Coleman marked the occasion with a photo op at a mortgage store in the Vancouver-Fairview NDP riding, but Clark wasn’t there. Afraid to answer the inevitable questions about the unflattering New York Times report on banana republic-style political fundraising in B.C., perhaps?
Clark instead marked the occasion by Tweeting and Facebooking a photograph of the first house she owned with Mark Marissen (it wasn’t all hers), back when they were a political power couple. The San Remo Drive house in Port Moody hosted many of the couple’s notorious toga parties back in the day and was home of Marissen’s Burrard Communications lobbying company before it moved downtown. It was also one of the places where the RCMP showed up after the 2003 Legislature raid, because Mounties were probing the events surrounding the corrupt privatization of BC Rail.
Clark moved to Vancouver before her failed 2005 bid to win the NPA nomination for mayor and settled in a house south of Vancouver city hall.

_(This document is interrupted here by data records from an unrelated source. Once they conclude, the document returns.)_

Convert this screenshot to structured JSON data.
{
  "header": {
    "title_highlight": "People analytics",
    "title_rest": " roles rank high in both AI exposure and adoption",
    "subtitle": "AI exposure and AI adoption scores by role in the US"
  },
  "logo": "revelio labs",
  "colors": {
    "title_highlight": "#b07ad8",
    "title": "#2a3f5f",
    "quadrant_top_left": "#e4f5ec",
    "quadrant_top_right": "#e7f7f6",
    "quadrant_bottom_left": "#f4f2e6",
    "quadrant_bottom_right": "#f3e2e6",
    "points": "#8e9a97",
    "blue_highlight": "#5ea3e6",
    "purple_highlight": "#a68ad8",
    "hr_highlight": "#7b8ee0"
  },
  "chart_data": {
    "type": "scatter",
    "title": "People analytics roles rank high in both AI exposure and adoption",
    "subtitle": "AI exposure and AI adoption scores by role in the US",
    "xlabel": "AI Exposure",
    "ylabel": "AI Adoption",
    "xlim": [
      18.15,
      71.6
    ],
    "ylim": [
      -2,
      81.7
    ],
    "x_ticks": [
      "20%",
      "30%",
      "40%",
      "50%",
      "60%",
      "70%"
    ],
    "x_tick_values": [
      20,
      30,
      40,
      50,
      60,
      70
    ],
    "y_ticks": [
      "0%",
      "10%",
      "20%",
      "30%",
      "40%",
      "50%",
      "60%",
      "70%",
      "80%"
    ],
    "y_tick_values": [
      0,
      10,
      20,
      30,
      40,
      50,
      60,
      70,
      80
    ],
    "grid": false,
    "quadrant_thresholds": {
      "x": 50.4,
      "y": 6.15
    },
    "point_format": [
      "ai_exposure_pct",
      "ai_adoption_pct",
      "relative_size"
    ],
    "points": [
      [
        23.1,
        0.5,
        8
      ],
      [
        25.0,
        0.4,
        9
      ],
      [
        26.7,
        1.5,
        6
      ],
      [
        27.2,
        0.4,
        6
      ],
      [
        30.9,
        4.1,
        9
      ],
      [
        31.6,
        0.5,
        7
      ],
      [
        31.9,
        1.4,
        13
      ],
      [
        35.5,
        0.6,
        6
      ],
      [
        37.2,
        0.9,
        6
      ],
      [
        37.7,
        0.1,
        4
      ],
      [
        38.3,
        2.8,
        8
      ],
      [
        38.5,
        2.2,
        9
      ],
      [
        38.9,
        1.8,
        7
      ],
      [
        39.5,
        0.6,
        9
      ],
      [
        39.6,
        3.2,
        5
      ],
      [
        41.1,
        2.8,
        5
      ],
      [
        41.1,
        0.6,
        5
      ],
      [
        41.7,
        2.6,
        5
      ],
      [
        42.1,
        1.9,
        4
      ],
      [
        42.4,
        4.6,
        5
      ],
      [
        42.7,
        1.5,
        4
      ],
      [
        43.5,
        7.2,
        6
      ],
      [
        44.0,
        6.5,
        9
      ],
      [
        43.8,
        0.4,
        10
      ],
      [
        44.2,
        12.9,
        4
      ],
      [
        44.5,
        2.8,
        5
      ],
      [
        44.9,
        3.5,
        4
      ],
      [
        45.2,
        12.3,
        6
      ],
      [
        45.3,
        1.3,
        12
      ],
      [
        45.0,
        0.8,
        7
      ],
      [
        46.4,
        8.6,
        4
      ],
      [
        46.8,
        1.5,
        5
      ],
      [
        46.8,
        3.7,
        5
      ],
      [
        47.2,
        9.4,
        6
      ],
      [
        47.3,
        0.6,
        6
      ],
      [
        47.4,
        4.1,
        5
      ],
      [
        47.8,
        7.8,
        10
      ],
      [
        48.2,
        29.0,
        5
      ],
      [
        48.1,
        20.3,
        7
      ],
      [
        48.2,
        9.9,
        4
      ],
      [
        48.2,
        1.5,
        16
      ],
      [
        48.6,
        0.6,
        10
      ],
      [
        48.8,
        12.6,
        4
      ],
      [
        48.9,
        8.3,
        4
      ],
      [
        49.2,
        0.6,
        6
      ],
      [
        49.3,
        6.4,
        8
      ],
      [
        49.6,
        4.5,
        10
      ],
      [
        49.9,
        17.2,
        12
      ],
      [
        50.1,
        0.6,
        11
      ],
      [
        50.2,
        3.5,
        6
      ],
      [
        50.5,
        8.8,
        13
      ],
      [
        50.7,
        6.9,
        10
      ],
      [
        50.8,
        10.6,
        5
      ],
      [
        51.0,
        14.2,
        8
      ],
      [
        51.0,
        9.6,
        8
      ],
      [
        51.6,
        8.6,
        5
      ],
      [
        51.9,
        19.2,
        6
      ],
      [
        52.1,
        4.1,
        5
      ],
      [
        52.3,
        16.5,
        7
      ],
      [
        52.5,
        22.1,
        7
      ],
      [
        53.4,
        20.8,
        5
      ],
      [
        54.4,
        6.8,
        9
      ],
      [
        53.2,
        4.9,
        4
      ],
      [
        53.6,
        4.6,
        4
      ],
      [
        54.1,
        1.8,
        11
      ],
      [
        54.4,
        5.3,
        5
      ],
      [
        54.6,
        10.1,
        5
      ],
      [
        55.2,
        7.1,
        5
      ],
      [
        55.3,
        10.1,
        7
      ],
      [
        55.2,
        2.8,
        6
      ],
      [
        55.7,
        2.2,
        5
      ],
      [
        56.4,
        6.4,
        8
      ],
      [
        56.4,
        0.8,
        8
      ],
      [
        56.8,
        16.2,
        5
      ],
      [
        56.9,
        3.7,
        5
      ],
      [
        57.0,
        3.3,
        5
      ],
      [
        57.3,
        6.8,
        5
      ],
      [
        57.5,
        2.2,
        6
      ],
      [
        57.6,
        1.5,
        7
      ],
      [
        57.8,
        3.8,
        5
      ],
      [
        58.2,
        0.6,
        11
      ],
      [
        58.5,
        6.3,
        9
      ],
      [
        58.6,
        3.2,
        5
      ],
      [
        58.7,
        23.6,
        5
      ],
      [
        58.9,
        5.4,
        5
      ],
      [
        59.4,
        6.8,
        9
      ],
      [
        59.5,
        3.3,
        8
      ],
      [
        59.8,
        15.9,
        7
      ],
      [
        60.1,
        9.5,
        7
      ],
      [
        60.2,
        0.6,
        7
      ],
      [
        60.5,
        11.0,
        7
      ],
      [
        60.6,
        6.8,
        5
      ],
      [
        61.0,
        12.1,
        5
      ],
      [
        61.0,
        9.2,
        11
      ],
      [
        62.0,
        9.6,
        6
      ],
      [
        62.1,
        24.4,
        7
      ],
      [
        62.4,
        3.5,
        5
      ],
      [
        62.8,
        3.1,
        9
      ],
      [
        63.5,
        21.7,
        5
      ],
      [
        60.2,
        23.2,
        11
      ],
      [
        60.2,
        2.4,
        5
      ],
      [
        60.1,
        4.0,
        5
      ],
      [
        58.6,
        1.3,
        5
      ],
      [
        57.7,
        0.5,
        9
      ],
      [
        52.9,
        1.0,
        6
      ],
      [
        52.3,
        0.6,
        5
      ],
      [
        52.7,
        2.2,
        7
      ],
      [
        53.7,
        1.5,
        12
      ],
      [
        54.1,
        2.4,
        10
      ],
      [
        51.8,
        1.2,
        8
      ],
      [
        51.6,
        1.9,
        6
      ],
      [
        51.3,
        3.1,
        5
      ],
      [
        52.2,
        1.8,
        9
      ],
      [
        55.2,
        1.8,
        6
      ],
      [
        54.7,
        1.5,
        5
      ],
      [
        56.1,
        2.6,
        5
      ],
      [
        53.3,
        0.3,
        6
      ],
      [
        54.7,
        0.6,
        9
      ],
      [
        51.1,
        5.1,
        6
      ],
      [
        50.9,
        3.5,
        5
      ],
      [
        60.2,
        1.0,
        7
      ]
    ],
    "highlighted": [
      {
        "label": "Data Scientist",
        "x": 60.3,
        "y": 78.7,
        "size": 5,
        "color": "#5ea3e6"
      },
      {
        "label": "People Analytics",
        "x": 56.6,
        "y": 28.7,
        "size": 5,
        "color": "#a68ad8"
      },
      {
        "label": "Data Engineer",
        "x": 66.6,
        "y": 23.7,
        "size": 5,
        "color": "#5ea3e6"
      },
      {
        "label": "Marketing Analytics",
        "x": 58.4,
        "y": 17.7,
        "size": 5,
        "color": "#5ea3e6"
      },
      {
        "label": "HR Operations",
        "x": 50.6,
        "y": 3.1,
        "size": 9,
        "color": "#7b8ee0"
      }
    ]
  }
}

It was recently assessed at $2.24 million (up from $1.73 million a year earlier), but Clark no longer calls it home.
Her current abode in Dunbar has the name Nevin Sangha on the title. Sangha is a close business associate of Clark friend/Vancouver Whitecaps’ owner Greg Kerfoot. The Major League Soccer club plays at public-owned B.C. Place Stadium and trains at a University of B.C. facility that scored a $12 million taxpayer subsidy from the B.C. Liberal cabinet.
Real estate agent Tanya Oliver (a Clark leadership campaign volunteer in 2011) caused more than 30-seconds of commotion on Facebook after she brokered the April 2016 sale for $3.688 million — $200,000 over asking. The assessment of the Blueshore-mortgaged house skyrocketed almost 37% from $2.505 million to $3.426 million, year-over-year.
Clark’s spokespeople claim she pays between $5,500 and $6,500 a month in rent.
Last year, Clark and brother Bruce bought their Galiano Island vacation property out of a trust. It is now worth $720,000.
Back to that humble Port Moody house that inspired Clark’s Blue Monday moment of nostalgia.
According to PropertyInsight.ca, Clark and Marissen sold it May 19, 2004 for $380,000, up from the $250,000 paid Dec. 22, 1996. In 1991, the year the BC Liberals became the opposition to the governing NDP, it was worth $202,000.
What is it worth now?
BC Assessment shows the San Remo two-storey sold in January 2015 for $688,000 and the valuation jumped, year-over-year, from $718,000 to $975,000. A whopping $257,000 (or 35.8%) increase.
If the house hit the market today, it would be far out of reach for any first-time buyer approved under Clark and Coleman’s BC HOME Partnership gimmick.
That’s because the ceiling for applicants is $750,000.